Dengue fever (pronounced UK: /ˈdɛŋɡeɪ/, US: /ˈdɛŋɡiː/) and dengue hemorrhagic fever (DHF) are acute febrile diseases, found in the tropics, and caused by four closely related virus serotypes of the genus Flavivirus, family Flaviviridae. It is also known as breakbone fever. The geographical spread includes northern Australia, northern Argentina, and the entire Singapore, Malaysia, Taiwan, Thailand, Vietnam, Indonesia, Honduras, Costa Rica, Philippines, Pakistan, India, Sri Lanka, Bangladesh, Mexico, Suriname, Dominican Republic, Puerto Rico, Jamaica, Bolivia, Brazil, Guyana, Venezuela, Barbados, Trinidad and Samoa. Unlike malaria, dengue is just as prevalent in the urban districts of its range as in rural areas. Each serotype is sufficiently different that there is no cross-protection and epidemics caused by multiple serotypes (hyperendemicity) can occur.

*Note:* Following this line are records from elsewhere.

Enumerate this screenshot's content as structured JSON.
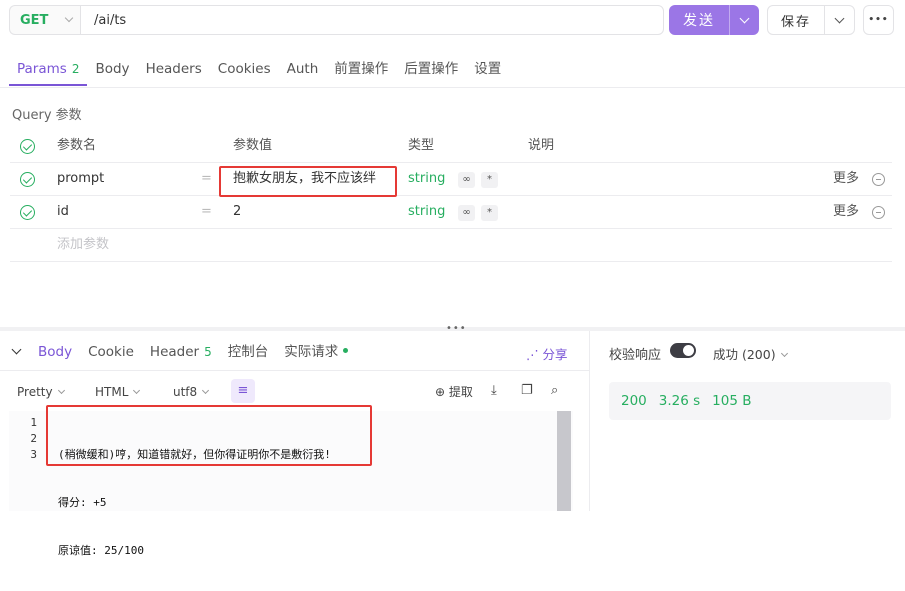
{
  "request": {
    "method": "GET",
    "url": "/ai/ts",
    "send_label": "发送",
    "save_label": "保存",
    "more_label": "•••"
  },
  "request_tabs": [
    {
      "label": "Params",
      "badge": "2",
      "active": true
    },
    {
      "label": "Body"
    },
    {
      "label": "Headers"
    },
    {
      "label": "Cookies"
    },
    {
      "label": "Auth"
    },
    {
      "label": "前置操作"
    },
    {
      "label": "后置操作"
    },
    {
      "label": "设置"
    }
  ],
  "query": {
    "title": "Query 参数",
    "headers": {
      "name": "参数名",
      "value": "参数值",
      "type": "类型",
      "desc": "说明"
    },
    "rows": [
      {
        "name": "prompt",
        "value": "抱歉女朋友，我不应该绊",
        "type": "string",
        "more": "更多"
      },
      {
        "name": "id",
        "value": "2",
        "type": "string",
        "more": "更多"
      }
    ],
    "add_placeholder": "添加参数"
  },
  "response_tabs": [
    {
      "label": "Body",
      "active": true
    },
    {
      "label": "Cookie"
    },
    {
      "label": "Header",
      "badge": "5"
    },
    {
      "label": "控制台"
    },
    {
      "label": "实际请求"
    }
  ],
  "share_label": "分享",
  "format_bar": {
    "pretty": "Pretty",
    "html": "HTML",
    "encoding": "utf8",
    "extract": "提取"
  },
  "code": {
    "line_numbers": [
      "1",
      "2",
      "3"
    ],
    "lines": [
      "(稍微缓和)哼，知道错就好，但你得证明你不是敷衍我!",
      "得分: +5",
      "原谅值: 25/100"
    ]
  },
  "verify": {
    "label": "校验响应",
    "toggle_on": true,
    "result": "成功 (200)"
  },
  "status": {
    "code": "200",
    "time": "3.26 s",
    "size": "105 B"
  }
}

Dengue is transmitted to humans by the Aedes aegypti or more rarely the Aedes albopictus mosquito, which feed during the day.

The WHO says some 2.5 billion people, two fifths of the world's population, are now at risk from dengue and estimates that there may be 50 million cases of dengue infection worldwide every year. The disease is now epidemic in more than 100 countries.